Nellie Bly: The woman who changed journalism forever by being committed to a New York “madhouse”
Nellie Bly seemed like a hopeless case.
A haunted-looking waif who checked into a New York City boarding house without a red cent to her name in 1887, Bly didn’t say much to anyone, but had quite a lot to say to herself.
Her paranoia made her regard everyone else at the house with suspicion, her unkempt hair and sallow, pale cheeks giving her the look of a ghost piloting her own corpse. Then, she shouldn’t go to bed. Screaming at anyone who came near her that they were “crazy”. The police were called the following morning, and after several doctors examined her, she was deemed insane. All had gone according to plan.
You see, Bly wasn’t insane. She’d spent most of the previous night at her bedroom mirror, practising how to look insane by perfecting her facial expressions and teasing her hair into an unkempt mess. She was a writer, however. A different kind of insane, but a (slightly) more societally acceptable one. After a last-ditch meeting with Joseph Pulitzer (yes, that one), editor of the New York World at the time, Bly took on an incredibly dangerous assignment.
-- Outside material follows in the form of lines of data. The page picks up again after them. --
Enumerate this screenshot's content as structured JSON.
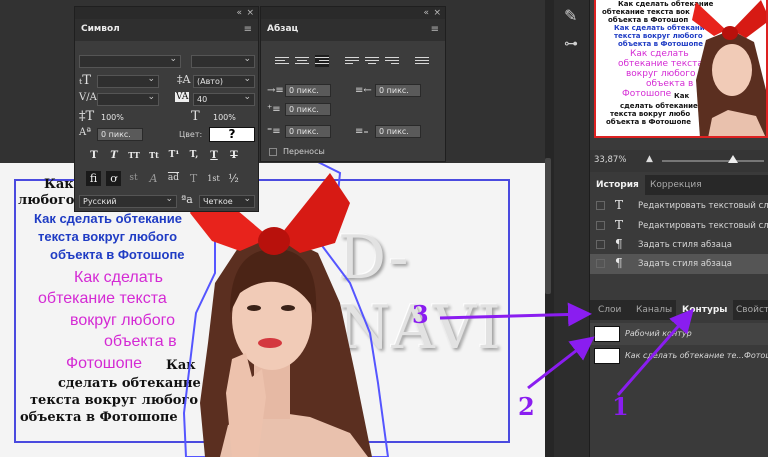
{
  "canvas": {
    "black_lines_top": [
      "Как о",
      "любого о"
    ],
    "blue_lines": [
      "Как сделать обтекание",
      "текста вокруг любого",
      "объекта в Фотошопе"
    ],
    "magenta_lines": [
      "Как сделать",
      "обтекание текста",
      "вокруг любого",
      "объекта в",
      "Фотошопе"
    ],
    "black_lines_bottom": [
      "Как",
      "сделать обтекание",
      "текста вокруг любого",
      "объекта в Фотошопе"
    ],
    "brand_text": "D-NAVI"
  },
  "symbol_panel": {
    "title": "Символ",
    "leading_value": "(Авто)",
    "tracking_value": "40",
    "vscale": "100%",
    "hscale": "100%",
    "baseline": "0 пикс.",
    "color_label": "Цвет:",
    "color_swatch": "?",
    "style_buttons": [
      "T",
      "T",
      "TT",
      "Tt",
      "T¹",
      "T,",
      "T",
      "T"
    ],
    "feature_buttons": [
      "fi",
      "ơ",
      "st",
      "A",
      "ad",
      "T",
      "1st",
      "½"
    ],
    "language": "Русский",
    "aa_label": "a",
    "antialias": "Четкое"
  },
  "para_panel": {
    "title": "Абзац",
    "indent_left": "0 пикс.",
    "indent_right": "0 пикс.",
    "indent_first": "0 пикс.",
    "space_before": "0 пикс.",
    "space_after": "0 пикс.",
    "hyphenate_label": "Переносы"
  },
  "thumbnail_text": {
    "black": [
      "Как сделать обтекание",
      "обтекание текста вок",
      "объекта в Фотошоп"
    ],
    "magenta": [
      "Как сделать обтекание",
      "текста вокруг любого",
      "объекта в Фотошопе"
    ],
    "pink": [
      "Как сделать",
      "обтекание текста",
      "вокруг любого",
      "объекта в",
      "Фотошопе"
    ],
    "bottom": [
      "Как",
      "сделать обтекание",
      "текста вокруг любо",
      "объекта в Фотошопе"
    ]
  },
  "zoom": "33,87%",
  "history_tabs": [
    "История",
    "Коррекция"
  ],
  "history": [
    {
      "icon": "T",
      "label": "Редактировать текстовый слой"
    },
    {
      "icon": "T",
      "label": "Редактировать текстовый слой"
    },
    {
      "icon": "¶",
      "label": "Задать стиля абзаца"
    },
    {
      "icon": "¶",
      "label": "Задать стиля абзаца"
    }
  ],
  "layer_tabs": [
    "Слои",
    "Каналы",
    "Контуры",
    "Свойств"
  ],
  "paths": [
    {
      "label": "Рабочий контур"
    },
    {
      "label": "Как сделать обтекание те...Фотошопе"
    }
  ],
  "annotations": {
    "n1": "1",
    "n2": "2",
    "n3": "3"
  },
  "colors": {
    "annotation": "#8a1df0",
    "frame": "#4a4adf",
    "magenta": "#d42ad4",
    "blue": "#1f3cc4"
  }
}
You see, reports had started to emerge that the psychiatric hospitals of the time were hotbeds of abuse, where brutality and abuse were the norm. Pulitzer wanted someone to go in and write an undercover expose about it, and Bly, penniless and desperate for the work, was just the right kind of brave to give it a shot. After the scene she caused at the boarding house, she was committed to the Women’s Lunatic Asylum on Blackwell’s Island and found that the reports weren’t just accurate.
The reality was much, much worse.

What did Nellie Bly discover?
Pretty much everything that could be used to bully and abuse the patients was used to bully and abuse the patients.
Nurses who were outright cruel, doctors who saw their patients as little more than cadavers to experiment on and conditions that would be considered unacceptable to house war criminals in. The food was uniformly spoiled and unhealthy, and the patients considered dangerous (which was most of them) were literally tied together with rope, and human waste lined the floors.
These were the conditions that Bly found herself in. She wrote, “What, excepting torture, would produce insanity quicker than this treatment? Here is a class of women sent to be cured. I would like the expert physicians who are condemning me for my action, which has proven their ability, to take a perfectly sane and healthy woman, shut her up and make her sit from 6 a.m. until 8 p.m. on straight-back benches, do not allow her to talk or move during these hours, give her no reading and let her know nothing of the world or its doings, give her bad food and harsh treatment, and see how long it will take to make her insane. Two months would make her a mental and physical wreck.”
Which led to an absolutely terrifying prospect. The moment Bly was sectioned, she gave up the pretence of being insane, presenting herself as sanely and reasonably as she possibly could. These were all taken by her doctors to be symptoms of her mental illness, which led to the possibility of this stay being a lot longer than she intended. What’s more, Bly didn’t think she was the only sane person committed to that asylum; she just had the luxury of a famous newspaper coming in and demanding her release. Many women in that asylum were just as worth of release as she was, but weren’t so lucky.
Bly turned her experience into a series of tell-all articles for the New York World, which were then collected into the book Ten Days in a Mad-House, which catapulted her to fame. Readership of the New York World skyrocketed, Bly became one of the most famous female writers in the world, but all of that pales in comparison to the most important result of her daring, impossibly brave feat of investigative journalism.
Bly’s work inspired a grand jury to begin an official investigation into the way asylum’s were run at the time, with Bly herself assisting. The Judy’s report resulted in an $850,000 budget increase for the Department of Public Charities and Corrections, improving the lives of many committed patients and preventing the sectioning of many otherwise sane people.
There were still miles to go in the fight for just mental healthcare, and still is to this day, but the work of Nellie Bly shows just how much one person can do to help it.